Avian IgY Antibodies for Research Applications

Immunoglobulin Y is the avian equivalent of immunoglobulin G in mammals, but the structural and functional differences between chicken IgY and mammalian IgG are significant enough that treating them as interchangeable in assay design is a technical error, not a shortcut.

The IgY molecule is larger than mammalian IgG, with a distinct heavy chain and light chain architecture and a molar mass that affects how it behaves under standard immunoassay conditions.

Chicken immunoglobulins accumulate in high concentrations in chicken egg yolk, which is where egg yolk-derived IgY antibodies are isolated.

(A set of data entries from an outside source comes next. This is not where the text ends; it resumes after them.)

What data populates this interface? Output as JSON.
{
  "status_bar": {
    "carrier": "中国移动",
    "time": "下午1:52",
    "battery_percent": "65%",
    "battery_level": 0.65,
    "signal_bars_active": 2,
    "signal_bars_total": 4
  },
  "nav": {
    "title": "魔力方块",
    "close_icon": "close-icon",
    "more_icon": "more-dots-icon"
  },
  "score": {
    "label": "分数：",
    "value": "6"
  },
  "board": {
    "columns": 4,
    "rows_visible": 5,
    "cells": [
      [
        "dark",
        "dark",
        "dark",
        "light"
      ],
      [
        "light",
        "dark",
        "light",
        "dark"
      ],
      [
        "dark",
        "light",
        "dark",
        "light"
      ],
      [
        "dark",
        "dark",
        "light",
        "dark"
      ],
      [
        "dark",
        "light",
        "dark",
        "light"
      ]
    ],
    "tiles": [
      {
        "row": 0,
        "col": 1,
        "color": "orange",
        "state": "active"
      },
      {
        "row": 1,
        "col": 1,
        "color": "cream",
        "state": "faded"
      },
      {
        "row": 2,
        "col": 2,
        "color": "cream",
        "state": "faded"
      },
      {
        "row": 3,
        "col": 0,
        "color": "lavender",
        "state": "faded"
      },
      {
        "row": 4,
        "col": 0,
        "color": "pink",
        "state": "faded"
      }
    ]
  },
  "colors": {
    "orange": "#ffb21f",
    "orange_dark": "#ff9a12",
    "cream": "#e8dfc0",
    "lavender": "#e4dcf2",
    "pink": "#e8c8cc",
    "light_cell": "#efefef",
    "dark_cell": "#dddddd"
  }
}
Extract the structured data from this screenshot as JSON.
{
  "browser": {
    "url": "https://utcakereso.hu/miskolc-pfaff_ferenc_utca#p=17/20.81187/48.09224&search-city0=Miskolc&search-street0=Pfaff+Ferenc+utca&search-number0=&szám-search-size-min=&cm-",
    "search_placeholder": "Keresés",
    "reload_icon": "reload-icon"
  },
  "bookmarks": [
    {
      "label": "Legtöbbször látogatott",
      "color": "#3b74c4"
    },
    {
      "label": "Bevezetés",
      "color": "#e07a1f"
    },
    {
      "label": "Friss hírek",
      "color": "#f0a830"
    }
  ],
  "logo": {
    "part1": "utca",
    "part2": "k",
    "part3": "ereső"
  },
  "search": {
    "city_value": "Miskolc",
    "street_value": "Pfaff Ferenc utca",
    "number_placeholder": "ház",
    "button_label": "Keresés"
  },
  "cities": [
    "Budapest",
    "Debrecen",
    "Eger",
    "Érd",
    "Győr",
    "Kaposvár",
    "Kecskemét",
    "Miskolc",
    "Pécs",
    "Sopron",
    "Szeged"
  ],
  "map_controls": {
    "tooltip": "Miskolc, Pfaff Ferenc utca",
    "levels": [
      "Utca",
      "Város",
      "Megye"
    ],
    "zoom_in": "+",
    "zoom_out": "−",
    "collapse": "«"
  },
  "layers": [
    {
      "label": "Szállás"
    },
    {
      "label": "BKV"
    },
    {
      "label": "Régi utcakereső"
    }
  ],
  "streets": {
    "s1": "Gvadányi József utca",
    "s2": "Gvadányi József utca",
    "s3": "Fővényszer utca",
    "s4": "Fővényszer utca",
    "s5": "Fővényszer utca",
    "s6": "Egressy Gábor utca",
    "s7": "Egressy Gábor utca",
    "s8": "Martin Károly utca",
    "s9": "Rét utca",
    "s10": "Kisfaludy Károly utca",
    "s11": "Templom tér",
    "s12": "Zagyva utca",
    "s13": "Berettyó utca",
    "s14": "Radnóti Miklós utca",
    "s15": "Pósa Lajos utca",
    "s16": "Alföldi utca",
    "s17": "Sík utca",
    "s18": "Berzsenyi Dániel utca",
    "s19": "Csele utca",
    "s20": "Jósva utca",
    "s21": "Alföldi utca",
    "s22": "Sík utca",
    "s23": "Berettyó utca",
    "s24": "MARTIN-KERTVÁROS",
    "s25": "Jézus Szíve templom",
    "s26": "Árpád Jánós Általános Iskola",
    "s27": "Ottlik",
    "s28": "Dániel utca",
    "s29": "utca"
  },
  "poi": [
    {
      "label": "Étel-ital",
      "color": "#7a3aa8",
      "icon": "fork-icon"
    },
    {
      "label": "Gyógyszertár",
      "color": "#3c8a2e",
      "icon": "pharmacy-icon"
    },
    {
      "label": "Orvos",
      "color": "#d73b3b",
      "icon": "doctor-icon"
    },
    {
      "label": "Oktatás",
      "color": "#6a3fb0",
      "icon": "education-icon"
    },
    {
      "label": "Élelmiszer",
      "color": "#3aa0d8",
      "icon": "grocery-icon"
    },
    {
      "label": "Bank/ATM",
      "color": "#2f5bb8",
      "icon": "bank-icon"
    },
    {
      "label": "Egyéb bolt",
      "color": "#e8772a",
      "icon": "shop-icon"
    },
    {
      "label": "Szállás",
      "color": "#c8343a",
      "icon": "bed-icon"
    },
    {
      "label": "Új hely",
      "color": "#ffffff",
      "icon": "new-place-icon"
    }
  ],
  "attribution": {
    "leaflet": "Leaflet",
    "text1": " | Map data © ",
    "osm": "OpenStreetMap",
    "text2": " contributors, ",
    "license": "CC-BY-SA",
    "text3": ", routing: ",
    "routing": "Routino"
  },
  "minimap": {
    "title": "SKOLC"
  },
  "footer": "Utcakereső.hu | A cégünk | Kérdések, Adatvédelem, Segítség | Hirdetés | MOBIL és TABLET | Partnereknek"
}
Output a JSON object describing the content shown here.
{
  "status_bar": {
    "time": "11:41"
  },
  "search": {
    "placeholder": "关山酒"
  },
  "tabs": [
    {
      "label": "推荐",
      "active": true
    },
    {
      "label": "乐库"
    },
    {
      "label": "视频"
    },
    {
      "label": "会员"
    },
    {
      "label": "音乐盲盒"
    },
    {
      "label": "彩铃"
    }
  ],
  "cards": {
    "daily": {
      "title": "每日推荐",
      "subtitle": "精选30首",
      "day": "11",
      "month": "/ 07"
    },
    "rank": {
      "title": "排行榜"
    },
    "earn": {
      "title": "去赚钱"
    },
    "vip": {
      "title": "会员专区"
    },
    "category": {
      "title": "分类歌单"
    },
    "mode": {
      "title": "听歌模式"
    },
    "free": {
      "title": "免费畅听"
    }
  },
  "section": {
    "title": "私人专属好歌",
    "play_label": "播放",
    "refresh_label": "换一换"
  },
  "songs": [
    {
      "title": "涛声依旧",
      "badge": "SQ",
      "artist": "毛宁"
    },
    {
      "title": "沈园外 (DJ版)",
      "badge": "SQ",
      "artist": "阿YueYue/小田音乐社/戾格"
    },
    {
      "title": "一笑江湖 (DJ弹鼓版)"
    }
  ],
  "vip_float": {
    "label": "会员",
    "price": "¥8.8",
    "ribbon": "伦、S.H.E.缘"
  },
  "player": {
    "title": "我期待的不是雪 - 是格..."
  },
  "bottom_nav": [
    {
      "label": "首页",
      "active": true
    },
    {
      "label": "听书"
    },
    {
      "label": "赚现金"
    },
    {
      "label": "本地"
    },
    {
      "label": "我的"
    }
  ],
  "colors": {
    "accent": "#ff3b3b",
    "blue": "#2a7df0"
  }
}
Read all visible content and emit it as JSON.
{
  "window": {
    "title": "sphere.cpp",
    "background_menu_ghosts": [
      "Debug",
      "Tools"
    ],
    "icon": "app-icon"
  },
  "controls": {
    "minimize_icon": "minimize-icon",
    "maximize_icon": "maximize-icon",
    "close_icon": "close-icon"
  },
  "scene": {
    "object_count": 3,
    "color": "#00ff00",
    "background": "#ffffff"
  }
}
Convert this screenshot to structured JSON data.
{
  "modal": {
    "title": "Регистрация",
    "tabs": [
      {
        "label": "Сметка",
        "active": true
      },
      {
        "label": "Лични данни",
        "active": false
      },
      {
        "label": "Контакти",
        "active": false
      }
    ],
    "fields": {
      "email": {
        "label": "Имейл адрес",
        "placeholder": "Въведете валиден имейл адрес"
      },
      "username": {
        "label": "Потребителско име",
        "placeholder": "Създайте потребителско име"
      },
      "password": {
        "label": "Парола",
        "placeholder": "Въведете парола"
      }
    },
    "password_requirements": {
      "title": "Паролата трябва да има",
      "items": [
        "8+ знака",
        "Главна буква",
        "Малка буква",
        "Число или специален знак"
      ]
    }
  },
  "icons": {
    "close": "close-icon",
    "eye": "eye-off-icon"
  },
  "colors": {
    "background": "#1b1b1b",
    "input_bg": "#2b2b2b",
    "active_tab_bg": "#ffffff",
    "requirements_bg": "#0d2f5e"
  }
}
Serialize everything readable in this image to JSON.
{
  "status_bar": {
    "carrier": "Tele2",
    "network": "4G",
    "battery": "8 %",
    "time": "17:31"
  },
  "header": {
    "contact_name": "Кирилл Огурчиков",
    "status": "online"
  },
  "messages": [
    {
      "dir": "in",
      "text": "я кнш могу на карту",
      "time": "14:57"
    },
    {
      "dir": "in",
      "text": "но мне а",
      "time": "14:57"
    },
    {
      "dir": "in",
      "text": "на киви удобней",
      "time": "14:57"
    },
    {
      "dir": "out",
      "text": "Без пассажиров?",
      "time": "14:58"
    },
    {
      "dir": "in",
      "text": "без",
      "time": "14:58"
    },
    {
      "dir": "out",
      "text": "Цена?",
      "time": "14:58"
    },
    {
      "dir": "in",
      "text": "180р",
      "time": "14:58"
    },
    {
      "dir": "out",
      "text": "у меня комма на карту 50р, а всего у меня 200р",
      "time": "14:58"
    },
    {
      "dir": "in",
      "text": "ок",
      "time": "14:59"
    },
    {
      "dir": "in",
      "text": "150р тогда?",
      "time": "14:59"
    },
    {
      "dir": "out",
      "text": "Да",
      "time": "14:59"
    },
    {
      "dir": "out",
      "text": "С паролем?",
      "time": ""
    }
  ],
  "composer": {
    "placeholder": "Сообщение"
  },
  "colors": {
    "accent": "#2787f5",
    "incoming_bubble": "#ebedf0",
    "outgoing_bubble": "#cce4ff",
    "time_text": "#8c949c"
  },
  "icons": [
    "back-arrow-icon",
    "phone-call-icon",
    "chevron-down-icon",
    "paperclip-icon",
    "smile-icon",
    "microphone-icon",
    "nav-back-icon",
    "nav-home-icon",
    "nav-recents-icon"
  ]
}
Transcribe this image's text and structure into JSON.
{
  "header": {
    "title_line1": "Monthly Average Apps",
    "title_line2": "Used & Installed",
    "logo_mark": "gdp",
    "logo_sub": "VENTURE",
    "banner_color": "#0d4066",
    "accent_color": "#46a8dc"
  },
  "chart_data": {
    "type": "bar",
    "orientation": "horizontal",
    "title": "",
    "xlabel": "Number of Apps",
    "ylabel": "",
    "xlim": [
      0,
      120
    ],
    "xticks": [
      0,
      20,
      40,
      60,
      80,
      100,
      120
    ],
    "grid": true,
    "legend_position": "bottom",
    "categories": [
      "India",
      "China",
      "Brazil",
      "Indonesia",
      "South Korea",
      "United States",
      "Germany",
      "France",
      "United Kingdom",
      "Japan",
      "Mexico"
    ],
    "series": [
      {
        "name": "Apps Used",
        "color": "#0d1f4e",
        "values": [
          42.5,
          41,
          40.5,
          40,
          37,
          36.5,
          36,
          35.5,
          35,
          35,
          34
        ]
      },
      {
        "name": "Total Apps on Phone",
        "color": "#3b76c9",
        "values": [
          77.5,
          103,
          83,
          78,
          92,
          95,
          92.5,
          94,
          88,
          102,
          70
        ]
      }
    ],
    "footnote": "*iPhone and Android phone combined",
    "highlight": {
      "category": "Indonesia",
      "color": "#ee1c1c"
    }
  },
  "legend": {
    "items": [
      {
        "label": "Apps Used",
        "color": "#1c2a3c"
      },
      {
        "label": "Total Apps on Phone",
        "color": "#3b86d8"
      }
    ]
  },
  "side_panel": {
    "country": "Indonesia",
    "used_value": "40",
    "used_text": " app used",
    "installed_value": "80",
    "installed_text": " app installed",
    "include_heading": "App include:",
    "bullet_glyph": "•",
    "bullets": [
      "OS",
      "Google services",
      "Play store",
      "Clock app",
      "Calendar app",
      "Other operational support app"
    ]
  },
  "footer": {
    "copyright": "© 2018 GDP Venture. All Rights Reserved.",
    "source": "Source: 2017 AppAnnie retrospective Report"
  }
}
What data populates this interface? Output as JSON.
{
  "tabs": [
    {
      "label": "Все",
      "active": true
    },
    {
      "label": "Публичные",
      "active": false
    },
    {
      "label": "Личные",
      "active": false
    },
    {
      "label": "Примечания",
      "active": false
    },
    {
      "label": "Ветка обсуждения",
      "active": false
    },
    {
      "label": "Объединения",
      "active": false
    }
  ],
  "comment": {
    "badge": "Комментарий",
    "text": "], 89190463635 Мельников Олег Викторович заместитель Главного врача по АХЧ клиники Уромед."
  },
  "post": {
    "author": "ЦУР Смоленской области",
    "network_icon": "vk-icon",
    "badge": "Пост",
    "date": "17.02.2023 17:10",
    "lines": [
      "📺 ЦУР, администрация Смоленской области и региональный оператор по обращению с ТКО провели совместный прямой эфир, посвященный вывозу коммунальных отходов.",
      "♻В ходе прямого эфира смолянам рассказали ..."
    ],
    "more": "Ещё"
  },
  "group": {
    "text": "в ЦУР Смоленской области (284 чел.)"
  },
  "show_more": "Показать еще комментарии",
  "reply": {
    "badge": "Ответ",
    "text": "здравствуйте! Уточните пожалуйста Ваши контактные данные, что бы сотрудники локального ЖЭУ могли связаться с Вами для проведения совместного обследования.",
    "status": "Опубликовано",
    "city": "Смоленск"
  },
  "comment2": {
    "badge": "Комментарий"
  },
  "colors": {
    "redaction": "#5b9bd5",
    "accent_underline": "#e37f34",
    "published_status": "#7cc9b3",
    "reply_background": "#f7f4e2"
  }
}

This non-terminal collection method yields polyclonal antibodies without repeated bleeds, making avian IgY a practical alternative to mammalian-derived primary antibody preparations in protocols where mammalian IgG cross-reactivity with anti-chicken IgY detection reagents would compromise results.

Mouse IgG and chicken IgY occupy different structural classes entirely. Goat anti-chicken IgY reagents do not cross-react with mouse IgG or other mammalian immunoglobulins, which is precisely why chicken IgG, more accurately designated chicken IgY, is useful in multiplex systems running alongside mammalian primaries. In western blot applications, IgY antibodies resolve at a distinct molecular weight from mammalian IgG, providing clean band separation.

For downstream detection, rabbit IgG antibody reference standards complement chicken IgY in cross-species calibration panels. Research use only.